Microbial network inference for longitudinal microbiome studies with LUPINE

Our latest method based on PLS to infer microbial networks across time is now in preprint!

  • LUPINE is a PLS-based method that combines dimension reduction, and partial correlations to infer associations between taxa.
  • LUPINE takes into account information across time points
  • LUPINE has been designed for relatively small sample sizes and small number of time points

Microbial network inference for longitudinal microbiome studies with LUPINE. Saritha Kodikara, Kim-Anh Lê Cao. bioRxiv 2024.05.08.593086; 

View this 48min video of Dr Saritha Kodikara presenting LUPINE:

After the abstract, you will also find the most common questions related to LUPINE.

Abstract. The microbiome is a complex ecosystem of interdependent taxa that has traditionally been studied through cross-sectional studies. However, longitudinal microbiome studies are becoming increasingly popular. These studies enable researchers to infer taxa associations towards the understanding of coexistence, competition, and collaboration between microbes across time. Traditional metrics for association analysis, such as correlation, are limited due to the data characteristics of microbiome data (sparse, compositional, multivariate). Several network inference methods have been proposed, but have been largely unexplored in a longitudinal setting.

We introduce LUPINE (LongitUdinal modelling with Partial least squares regression for NEtwork inference), a novel approach that leverages on conditional independence and low-dimensional data representation. This method is specifically designed to handle scenarios with small sample sizes and small number of time points. LUPINE is the first method of its kind to infer microbial networks across time, while considering information from all past time points. We validate LUPINE and its variant, LUPINE_single (for single time point anlaysis) in simulated data and three case studies, where we highlight LUPINE’s ability to identify relevant taxa in each study context, across different experimental designs (mouse and human studies, with or without interventions, as short or long time courses). To detect changes in the networks across time, groups or in response to external disturbances, we used different metrics to compare the inferred networks.

LUPINE is a simple yet innovative network inference methodology that is suitable for, but not limited to, analysing longitudinal microbiome data. The R code and data are publicly available for readers interested in applying these new methods to their studies.


Q: Do you build up the network from the covariance matrix or from the inverse covariance matrix? And what are you doing linear regression on?

A: The network is built on the partial correlation so it would be similar to the inverse covariance matrix. But instead of estimating the inverse covariance matrix, we calculate partial correlations through linear regression. To estimate the partial correlation between taxa a and taxa b, we regress their counts on the low dimensional representation of other taxa (excluding taxa a and b). This is then repeated for all pairs (we have an efficient way to do this computationally).

Q: You’ve got the correlation structure between the taxa which you are trying to build up and you have also got the longitudinal correlation structure that you build into your simulation. How does that affect your computation of covariances?

A: We do not take the longitudinal correlation between into account at all in LUPINE, but this is something we are considering for our future research.

Q: You reduce the dimension of the data into one dimension. How much variance can be explained by the 1st component in your computation?

A: It depends on the data, but in the data we analysed, and if consider the single time point scheme only with PCA, the first component explained about 25% of the total variance. We could add more components into the regression but that may overfit the regression model.
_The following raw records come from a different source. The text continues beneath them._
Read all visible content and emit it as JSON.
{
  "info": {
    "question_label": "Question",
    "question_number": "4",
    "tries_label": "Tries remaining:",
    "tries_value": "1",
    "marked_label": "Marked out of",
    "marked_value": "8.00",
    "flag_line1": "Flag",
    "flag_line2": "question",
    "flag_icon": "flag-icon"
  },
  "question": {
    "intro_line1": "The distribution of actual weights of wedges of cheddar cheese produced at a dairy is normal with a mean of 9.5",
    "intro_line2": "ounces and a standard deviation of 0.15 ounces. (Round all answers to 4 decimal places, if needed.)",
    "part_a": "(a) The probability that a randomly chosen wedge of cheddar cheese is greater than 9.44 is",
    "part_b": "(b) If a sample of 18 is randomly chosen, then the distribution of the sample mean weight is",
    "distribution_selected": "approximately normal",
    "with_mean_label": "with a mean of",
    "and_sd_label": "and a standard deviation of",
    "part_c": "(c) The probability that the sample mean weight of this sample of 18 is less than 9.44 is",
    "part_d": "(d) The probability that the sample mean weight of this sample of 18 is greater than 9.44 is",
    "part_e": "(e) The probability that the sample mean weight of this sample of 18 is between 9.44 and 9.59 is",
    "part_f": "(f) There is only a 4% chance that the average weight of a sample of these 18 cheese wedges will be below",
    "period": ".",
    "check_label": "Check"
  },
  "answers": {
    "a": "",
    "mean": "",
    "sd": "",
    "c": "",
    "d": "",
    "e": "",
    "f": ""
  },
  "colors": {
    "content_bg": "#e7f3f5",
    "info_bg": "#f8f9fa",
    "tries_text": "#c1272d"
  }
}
This is why we only select the first component, which explains much of the variance (for PCA, single time point) or covariance (for PLS, multiple time points).

Q: Do you think that this approach would work on single cell data trying to look at gene co expression in sort of longitudinal data in across time points?
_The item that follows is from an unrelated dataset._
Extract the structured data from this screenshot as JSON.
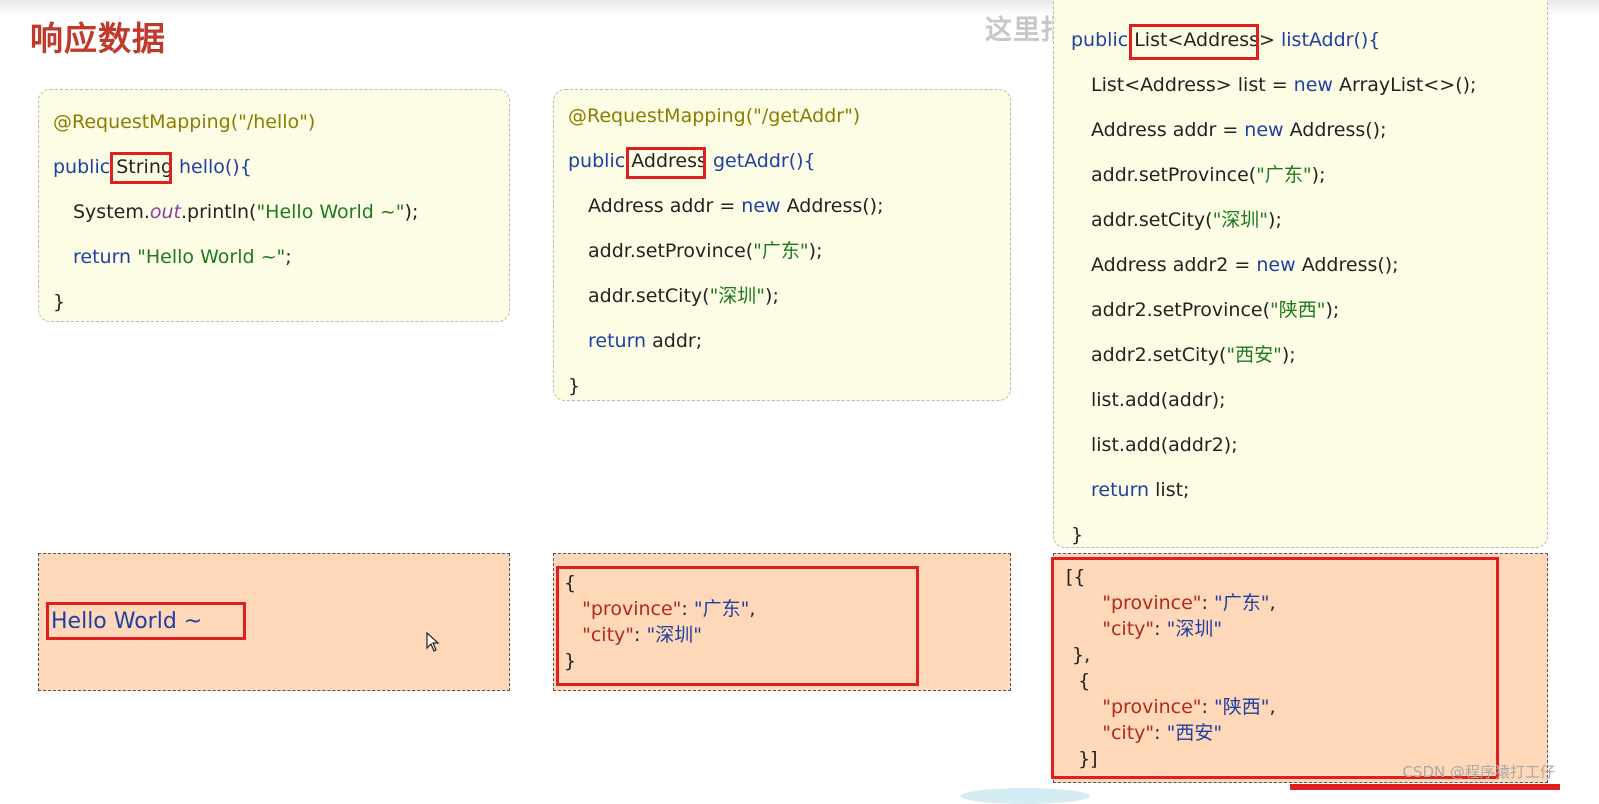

A: It will not work with the present single cell technologies, because in LUPINE we need the same individuals/samples/cells across time to infer the association.

Q: When you do the linear regression, do you regress directly on the counts with all the zeros and the sparsity that you mentioned?

A: Yes, the method was originally developed for count data. We regress on the count data, but we also include library size as an offset to account for different library sizes. The method also works with center log ratio values, which I used to analyse the third case study.

Q: Do you apply your method for the two groups combined or separately?

A: I model each group separately as we assume that each group has a unique network.

Q: You’re building the networks building based on the partial correlations. What about the actual network for representation, do you actually binarize it?

A: Yes, I binarize the network based on a correlation test.